Jerry Quinn wrote:
dsimcha Wrote:
== Quote from Andrei Alexandrescu (seewebsiteforem...@erdani.org)'s
article
Walter and I have been discussing what the regime of
statically-sized arrays should be. In short, the behavior that's
most consistent with everything else is to treat them as values.
This also brings the problems of e.g. containers - should they
have consistent value semantics (like in STL)

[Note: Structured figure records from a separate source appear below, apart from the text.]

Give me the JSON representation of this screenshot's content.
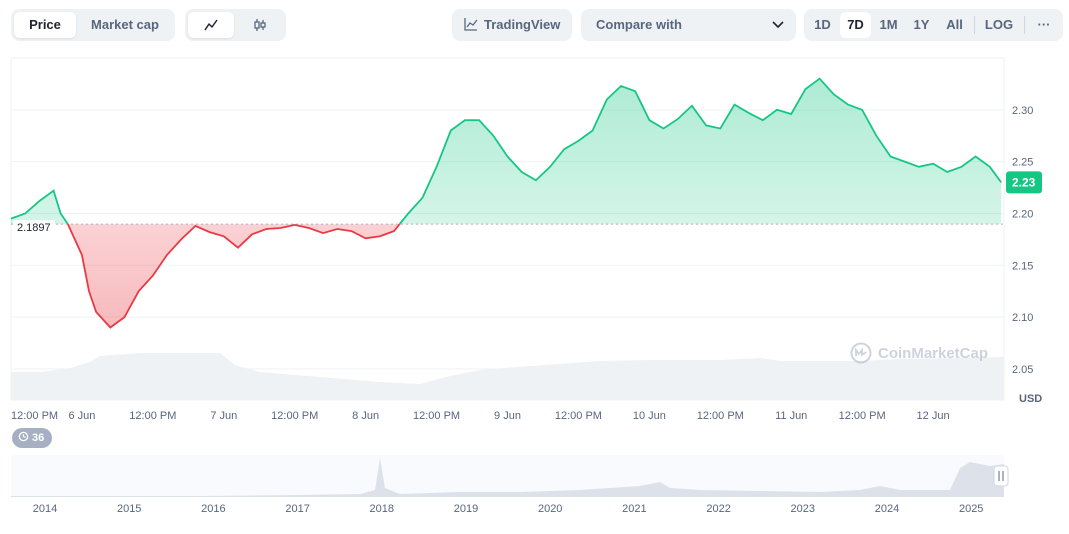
{
  "toolbar": {
    "view_tabs": [
      "Price",
      "Market cap"
    ],
    "tradingview_label": "TradingView",
    "compare_label": "Compare with",
    "ranges": [
      "1D",
      "7D",
      "1M",
      "1Y",
      "All"
    ],
    "active_range": "7D",
    "log_label": "LOG",
    "more_label": "···"
  },
  "watermark": "CoinMarketCap",
  "events_badge": "36",
  "colors": {
    "up": "#16c784",
    "down": "#ea3943",
    "accent": "#16c784"
  },
  "chart_data": [
    {
      "type": "area",
      "x_ticks": [
        "12:00 PM",
        "6 Jun",
        "12:00 PM",
        "7 Jun",
        "12:00 PM",
        "8 Jun",
        "12:00 PM",
        "9 Jun",
        "12:00 PM",
        "10 Jun",
        "12:00 PM",
        "11 Jun",
        "12:00 PM",
        "12 Jun"
      ],
      "y_ticks": [
        "2.30",
        "2.25",
        "2.20",
        "2.15",
        "2.10",
        "2.05"
      ],
      "ylabel": "USD",
      "ylim": [
        2.02,
        2.35
      ],
      "baseline": 2.1897,
      "baseline_label": "2.1897",
      "current_label": "2.23",
      "grid": true,
      "series": [
        {
          "x": [
            0.0,
            0.1,
            0.2,
            0.3,
            0.35,
            0.4,
            0.45,
            0.5,
            0.55,
            0.6,
            0.7,
            0.8,
            0.9,
            1.0,
            1.1,
            1.2,
            1.3,
            1.4,
            1.5,
            1.6,
            1.7,
            1.8,
            1.9,
            2.0,
            2.1,
            2.2,
            2.3,
            2.4,
            2.5,
            2.6,
            2.7,
            2.8,
            2.9,
            3.0,
            3.1,
            3.2,
            3.3,
            3.4,
            3.5,
            3.6,
            3.7,
            3.8,
            3.9,
            4.0,
            4.1,
            4.2,
            4.3,
            4.4,
            4.5,
            4.6,
            4.7,
            4.8,
            4.9,
            5.0,
            5.1,
            5.2,
            5.3,
            5.4,
            5.5,
            5.6,
            5.7,
            5.8,
            5.9,
            6.0,
            6.1,
            6.2,
            6.3,
            6.4,
            6.5,
            6.6,
            6.7,
            6.8,
            6.9,
            6.98
          ],
          "y": [
            2.195,
            2.2,
            2.212,
            2.222,
            2.2,
            2.19,
            2.175,
            2.16,
            2.125,
            2.105,
            2.09,
            2.1,
            2.125,
            2.14,
            2.16,
            2.175,
            2.188,
            2.182,
            2.178,
            2.167,
            2.18,
            2.185,
            2.186,
            2.189,
            2.186,
            2.181,
            2.185,
            2.183,
            2.176,
            2.178,
            2.183,
            2.2,
            2.215,
            2.245,
            2.28,
            2.29,
            2.29,
            2.275,
            2.255,
            2.24,
            2.232,
            2.245,
            2.262,
            2.27,
            2.28,
            2.31,
            2.323,
            2.318,
            2.29,
            2.282,
            2.291,
            2.304,
            2.285,
            2.282,
            2.305,
            2.297,
            2.29,
            2.3,
            2.296,
            2.32,
            2.33,
            2.315,
            2.305,
            2.3,
            2.275,
            2.255,
            2.25,
            2.245,
            2.248,
            2.24,
            2.245,
            2.255,
            2.245,
            2.23
          ]
        }
      ]
    },
    {
      "type": "area",
      "x_ticks": [
        "2014",
        "2015",
        "2016",
        "2017",
        "2018",
        "2019",
        "2020",
        "2021",
        "2022",
        "2023",
        "2024",
        "2025"
      ]
    }
  ]
}
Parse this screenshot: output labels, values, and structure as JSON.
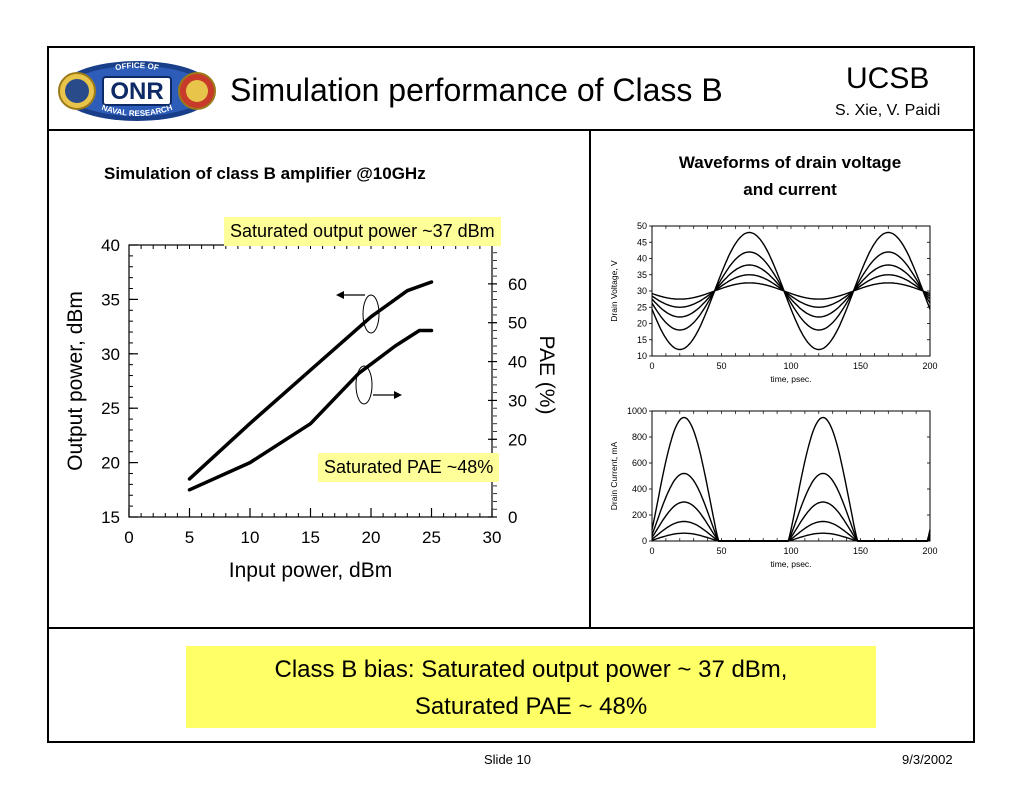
{
  "header": {
    "logo_text": "OFFICE OF ONR NAVAL RESEARCH",
    "title": "Simulation performance of Class B",
    "org": "UCSB",
    "authors": "S. Xie, V. Paidi"
  },
  "left_panel": {
    "title": "Simulation of class B amplifier @10GHz",
    "note_pout": "Saturated output power ~37 dBm",
    "note_pae": "Saturated PAE ~48%"
  },
  "right_panel": {
    "title_line1": "Waveforms of drain voltage",
    "title_line2": "and current"
  },
  "summary": {
    "line1": "Class B bias: Saturated output power ~ 37 dBm,",
    "line2": "Saturated PAE ~ 48%"
  },
  "footer": {
    "slide": "Slide 10",
    "date": "9/3/2002"
  },
  "chart_data": [
    {
      "type": "line",
      "xlabel": "Input power, dBm",
      "ylabel": "Output power, dBm",
      "y2label": "PAE (%)",
      "xlim": [
        0,
        30
      ],
      "ylim": [
        15,
        40
      ],
      "y2lim": [
        0,
        70
      ],
      "x_ticks": [
        0,
        5,
        10,
        15,
        20,
        25,
        30
      ],
      "y_ticks": [
        15,
        20,
        25,
        30,
        35,
        40
      ],
      "y2_ticks": [
        0,
        20,
        30,
        40,
        50,
        60
      ],
      "series": [
        {
          "axis": "left",
          "x": [
            5,
            10,
            15,
            20,
            23,
            25
          ],
          "y": [
            18.5,
            23.6,
            28.5,
            33.4,
            35.8,
            36.6
          ]
        },
        {
          "axis": "right",
          "x": [
            5,
            10,
            15,
            19,
            22,
            24,
            25
          ],
          "y": [
            7,
            14,
            24,
            37,
            44,
            48,
            48
          ]
        }
      ]
    },
    {
      "type": "line",
      "xlabel": "time, psec.",
      "ylabel": "Drain Voltage, V",
      "xlim": [
        0,
        200
      ],
      "ylim": [
        10,
        50
      ],
      "x_ticks": [
        0,
        50,
        100,
        150,
        200
      ],
      "y_ticks": [
        10,
        15,
        20,
        25,
        30,
        35,
        40,
        45,
        50
      ],
      "series": [
        {
          "amplitude": 18,
          "offset": 30,
          "period": 100,
          "peak_at": 70
        },
        {
          "amplitude": 12,
          "offset": 30,
          "period": 100,
          "peak_at": 70
        },
        {
          "amplitude": 8,
          "offset": 30,
          "period": 100,
          "peak_at": 70
        },
        {
          "amplitude": 5,
          "offset": 30,
          "period": 100,
          "peak_at": 70
        },
        {
          "amplitude": 2.5,
          "offset": 30,
          "period": 100,
          "peak_at": 70
        }
      ]
    },
    {
      "type": "line",
      "xlabel": "time, psec.",
      "ylabel": "Drain Current, mA",
      "xlim": [
        0,
        200
      ],
      "ylim": [
        0,
        1000
      ],
      "x_ticks": [
        0,
        50,
        100,
        150,
        200
      ],
      "y_ticks": [
        0,
        200,
        400,
        600,
        800,
        1000
      ],
      "series": [
        {
          "peak": 950,
          "period": 100,
          "peak_at": 23
        },
        {
          "peak": 520,
          "period": 100,
          "peak_at": 23
        },
        {
          "peak": 300,
          "period": 100,
          "peak_at": 23
        },
        {
          "peak": 150,
          "period": 100,
          "peak_at": 23
        },
        {
          "peak": 60,
          "period": 100,
          "peak_at": 23
        }
      ]
    }
  ]
}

Oh God no! I always thought the value semantics of STL containers
were largely a kludge to work around the fact that C++ doesn't have
garbage collection. They make it easier to use RAII for memory
management, since every object has a clear owner. This leads to
tons and tons of copying if code is written the obvious way, and
lots of kludges to prevent it.
On the other hand, for relatively small objects, the last thing I
want is to have everything be a reference. This is one of the major
flaws of Java, I think, from a memory efficiency standpoint. I'd
hate to have to have references to 16 byte objects if I don't need
the sharing behavior.
Having classes with reference semantics in D largely solves this
issue, doesn't it? Use a class when you have things that make sense
to share, and use structs for when it makes more sense to have
distinct copies.
That implies all structs should have copy semantics. I'm not sure
whether this is good or bad, I'm just saying :o).